Francovich: With a winter storm ‘the invisible made visible’

Snow.

What a mystery. A substance with a thousand forms. An insubstantial thing. Light to the touch and quick to melt. Gone with an errant breath and yet capable of snarling the most robust infrastructures; forcing schools to close; fouling the wheels of bureaucracy; stalling implacable armies; or, when its kinetic energy releases, destroying buildings and covering roads and ending lives.

But also a dealer in beauty. Snow, a coat that turns the dreariest world-worn vista into a view worth eulogizing. A snowstorm, a joyful occasion for skiers and snowboarders. An urban hill, unremarkable at any other time, a luge for children.

All the product of snowfall. Individual crystals coming together into something large and solid, each unique – as the cliché goes – each transitory.

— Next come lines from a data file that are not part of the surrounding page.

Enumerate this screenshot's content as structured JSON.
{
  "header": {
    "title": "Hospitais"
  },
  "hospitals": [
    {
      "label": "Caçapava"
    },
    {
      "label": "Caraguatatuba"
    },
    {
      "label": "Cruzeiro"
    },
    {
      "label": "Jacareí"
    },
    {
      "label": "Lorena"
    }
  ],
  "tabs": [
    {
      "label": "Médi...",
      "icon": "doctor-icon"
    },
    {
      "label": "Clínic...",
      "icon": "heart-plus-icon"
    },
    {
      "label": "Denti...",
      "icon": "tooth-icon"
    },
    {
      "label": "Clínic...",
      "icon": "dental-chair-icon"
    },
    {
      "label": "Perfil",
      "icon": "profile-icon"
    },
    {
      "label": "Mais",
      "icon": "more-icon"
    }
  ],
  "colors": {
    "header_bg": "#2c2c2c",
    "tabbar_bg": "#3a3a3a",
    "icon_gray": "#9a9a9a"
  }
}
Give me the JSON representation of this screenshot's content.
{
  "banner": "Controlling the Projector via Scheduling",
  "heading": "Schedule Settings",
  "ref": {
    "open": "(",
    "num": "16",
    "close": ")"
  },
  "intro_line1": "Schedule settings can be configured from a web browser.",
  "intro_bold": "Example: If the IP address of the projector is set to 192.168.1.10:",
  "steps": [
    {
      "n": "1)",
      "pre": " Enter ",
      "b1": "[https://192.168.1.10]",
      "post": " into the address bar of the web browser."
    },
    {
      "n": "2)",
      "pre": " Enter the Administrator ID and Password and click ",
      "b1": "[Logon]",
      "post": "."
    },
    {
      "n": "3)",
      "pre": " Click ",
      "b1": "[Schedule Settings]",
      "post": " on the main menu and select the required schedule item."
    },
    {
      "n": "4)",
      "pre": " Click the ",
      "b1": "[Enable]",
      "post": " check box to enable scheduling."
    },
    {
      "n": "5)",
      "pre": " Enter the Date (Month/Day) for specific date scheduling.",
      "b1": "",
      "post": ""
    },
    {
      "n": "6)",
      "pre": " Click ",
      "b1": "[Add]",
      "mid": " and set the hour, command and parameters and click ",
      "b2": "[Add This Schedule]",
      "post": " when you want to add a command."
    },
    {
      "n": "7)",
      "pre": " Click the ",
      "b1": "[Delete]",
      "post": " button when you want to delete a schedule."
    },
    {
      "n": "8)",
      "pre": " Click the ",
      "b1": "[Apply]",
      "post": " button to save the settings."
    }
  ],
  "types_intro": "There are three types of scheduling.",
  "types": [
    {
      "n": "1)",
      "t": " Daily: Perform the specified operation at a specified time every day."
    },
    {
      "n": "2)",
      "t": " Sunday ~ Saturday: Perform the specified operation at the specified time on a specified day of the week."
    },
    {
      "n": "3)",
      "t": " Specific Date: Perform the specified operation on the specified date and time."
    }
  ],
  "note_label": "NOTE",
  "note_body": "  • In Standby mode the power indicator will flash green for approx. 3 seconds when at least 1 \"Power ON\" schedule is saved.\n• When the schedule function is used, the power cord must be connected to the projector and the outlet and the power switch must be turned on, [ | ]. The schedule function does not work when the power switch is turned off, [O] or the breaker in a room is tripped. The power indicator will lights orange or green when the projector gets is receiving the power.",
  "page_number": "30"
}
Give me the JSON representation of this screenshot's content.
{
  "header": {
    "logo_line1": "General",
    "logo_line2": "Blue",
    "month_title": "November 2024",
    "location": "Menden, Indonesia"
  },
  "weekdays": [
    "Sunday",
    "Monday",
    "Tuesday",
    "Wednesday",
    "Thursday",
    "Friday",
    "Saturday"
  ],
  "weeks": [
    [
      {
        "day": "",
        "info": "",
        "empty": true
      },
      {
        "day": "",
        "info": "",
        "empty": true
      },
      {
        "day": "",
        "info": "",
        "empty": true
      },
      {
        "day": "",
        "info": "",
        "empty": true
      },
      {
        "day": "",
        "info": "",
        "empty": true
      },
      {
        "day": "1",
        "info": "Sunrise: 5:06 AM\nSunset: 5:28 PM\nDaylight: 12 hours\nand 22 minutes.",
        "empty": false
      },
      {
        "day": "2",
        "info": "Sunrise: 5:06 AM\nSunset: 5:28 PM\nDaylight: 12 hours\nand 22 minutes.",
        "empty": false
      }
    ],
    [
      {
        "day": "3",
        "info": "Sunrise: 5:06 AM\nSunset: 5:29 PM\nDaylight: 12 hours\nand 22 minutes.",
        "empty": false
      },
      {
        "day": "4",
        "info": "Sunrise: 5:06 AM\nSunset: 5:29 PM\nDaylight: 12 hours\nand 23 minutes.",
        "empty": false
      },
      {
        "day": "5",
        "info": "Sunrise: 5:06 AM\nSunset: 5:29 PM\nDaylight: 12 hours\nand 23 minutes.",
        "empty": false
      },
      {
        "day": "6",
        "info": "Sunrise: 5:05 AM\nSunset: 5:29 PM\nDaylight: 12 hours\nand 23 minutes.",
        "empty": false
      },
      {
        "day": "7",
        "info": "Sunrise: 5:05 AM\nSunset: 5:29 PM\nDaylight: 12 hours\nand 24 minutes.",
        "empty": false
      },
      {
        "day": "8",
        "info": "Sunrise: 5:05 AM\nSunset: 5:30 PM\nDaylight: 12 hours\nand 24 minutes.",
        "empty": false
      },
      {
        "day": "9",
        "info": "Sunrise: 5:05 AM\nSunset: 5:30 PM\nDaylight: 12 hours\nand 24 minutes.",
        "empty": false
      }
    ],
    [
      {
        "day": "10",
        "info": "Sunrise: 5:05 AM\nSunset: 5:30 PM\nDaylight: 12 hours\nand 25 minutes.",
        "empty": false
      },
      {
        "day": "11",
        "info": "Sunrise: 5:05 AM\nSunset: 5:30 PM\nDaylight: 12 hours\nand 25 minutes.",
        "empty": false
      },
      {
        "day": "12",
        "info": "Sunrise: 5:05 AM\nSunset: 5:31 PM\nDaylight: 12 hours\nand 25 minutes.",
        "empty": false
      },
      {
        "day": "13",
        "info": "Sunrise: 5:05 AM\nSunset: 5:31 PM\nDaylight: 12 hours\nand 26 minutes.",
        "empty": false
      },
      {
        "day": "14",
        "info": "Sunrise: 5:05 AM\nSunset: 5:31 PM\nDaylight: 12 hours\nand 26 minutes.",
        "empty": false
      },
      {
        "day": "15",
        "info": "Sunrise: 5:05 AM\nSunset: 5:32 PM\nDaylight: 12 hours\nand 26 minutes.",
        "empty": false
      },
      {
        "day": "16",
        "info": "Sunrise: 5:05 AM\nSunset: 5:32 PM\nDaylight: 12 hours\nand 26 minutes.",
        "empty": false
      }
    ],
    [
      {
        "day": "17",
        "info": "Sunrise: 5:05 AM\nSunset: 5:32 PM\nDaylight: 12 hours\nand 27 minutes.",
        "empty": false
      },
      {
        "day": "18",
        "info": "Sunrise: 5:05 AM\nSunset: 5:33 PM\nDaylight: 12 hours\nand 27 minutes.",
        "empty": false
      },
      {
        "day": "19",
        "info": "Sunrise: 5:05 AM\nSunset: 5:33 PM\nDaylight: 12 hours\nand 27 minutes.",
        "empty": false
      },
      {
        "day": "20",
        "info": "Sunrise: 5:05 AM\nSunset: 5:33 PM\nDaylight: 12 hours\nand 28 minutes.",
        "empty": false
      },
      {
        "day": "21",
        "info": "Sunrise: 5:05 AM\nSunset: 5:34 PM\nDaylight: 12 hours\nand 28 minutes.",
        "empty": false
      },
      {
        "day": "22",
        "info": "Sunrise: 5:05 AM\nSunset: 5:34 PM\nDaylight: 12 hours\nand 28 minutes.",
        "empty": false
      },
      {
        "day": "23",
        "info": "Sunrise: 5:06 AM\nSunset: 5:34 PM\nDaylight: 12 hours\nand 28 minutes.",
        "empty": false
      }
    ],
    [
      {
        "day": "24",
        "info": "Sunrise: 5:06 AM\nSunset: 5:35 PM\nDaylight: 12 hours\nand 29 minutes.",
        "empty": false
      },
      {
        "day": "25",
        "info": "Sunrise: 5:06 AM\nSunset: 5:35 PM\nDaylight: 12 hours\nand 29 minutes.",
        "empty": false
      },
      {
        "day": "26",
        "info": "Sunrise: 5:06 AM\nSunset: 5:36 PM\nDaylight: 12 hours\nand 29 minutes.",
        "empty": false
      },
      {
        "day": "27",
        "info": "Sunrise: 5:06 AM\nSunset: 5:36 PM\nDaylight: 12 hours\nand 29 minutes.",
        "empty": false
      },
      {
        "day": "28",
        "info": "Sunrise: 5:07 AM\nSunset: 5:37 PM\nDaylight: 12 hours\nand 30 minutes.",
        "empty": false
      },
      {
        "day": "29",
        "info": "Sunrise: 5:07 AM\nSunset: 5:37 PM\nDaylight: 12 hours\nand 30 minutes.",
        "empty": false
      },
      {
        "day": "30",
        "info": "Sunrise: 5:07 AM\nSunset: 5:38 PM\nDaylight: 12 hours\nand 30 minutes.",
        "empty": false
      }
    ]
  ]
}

“With each shift in temperature or humidity, the (snow) crystals’ shapes varied slightly, like finely tuned thermometers,” wrote Anthony Doerr in his 2004 novel “About Grace.” The novel’s protagonist, David Winkler, is a hydrologist who meditates often and beautifully on snow. “He imagined them growing in the clouds, the initial molecules precipitating, the wind blowing them through slight gradations in temperature, each prismatic arm growing – the invisible made visible.”

That last phrase, “the invisible made visible,” has stuck with me. Like snow, we are water made visible, briefly substantive iterations of fluid. Snow reminds of these dual facts of existence. We are water (mostly) and we will one day be gone.

I thought about this last week climbing a mountain in Montana’s Cabinet Mountains. We trekked across a frozen lake, the fracture lines of freeze and thaw crisscrossing the 6-inch ice like veins. Using ice picks and crampons, we scaled a face covered by water in various states of freeze. The front points of our crampons and the ends of our ice tools biting into a substance I struggled to trust. Of course, snow slides and ice breaks but neither happened, and we made it to the summit and back down, unscathed thanks to a substance that one month ago did not exist. A snowstorm like Wednesday’s only reminds us of this seasonal appearance.

This winter, I will be writing The Spokesman-Review’s biweekly column about snow and ice. In the past, this column has focused on winter sports – and that facet will remain – however, I hope to explore the underlying substance that makes these activities possible.

The topics are nearly endless.

The pure joy of skiing. The big business of resorts. The environmental problems associated with that big business. The science of a hard-to-predict substance. And perhaps the gravest, hardest to comprehend possibility, the end of winter as we’ve known it as climate change pushes our regional hydrology from one based on snow to one based on rain.

Underlying that is the pure wonder of this seasonal apparition, a substance that didn’t exist yesterday and may be gone tomorrow.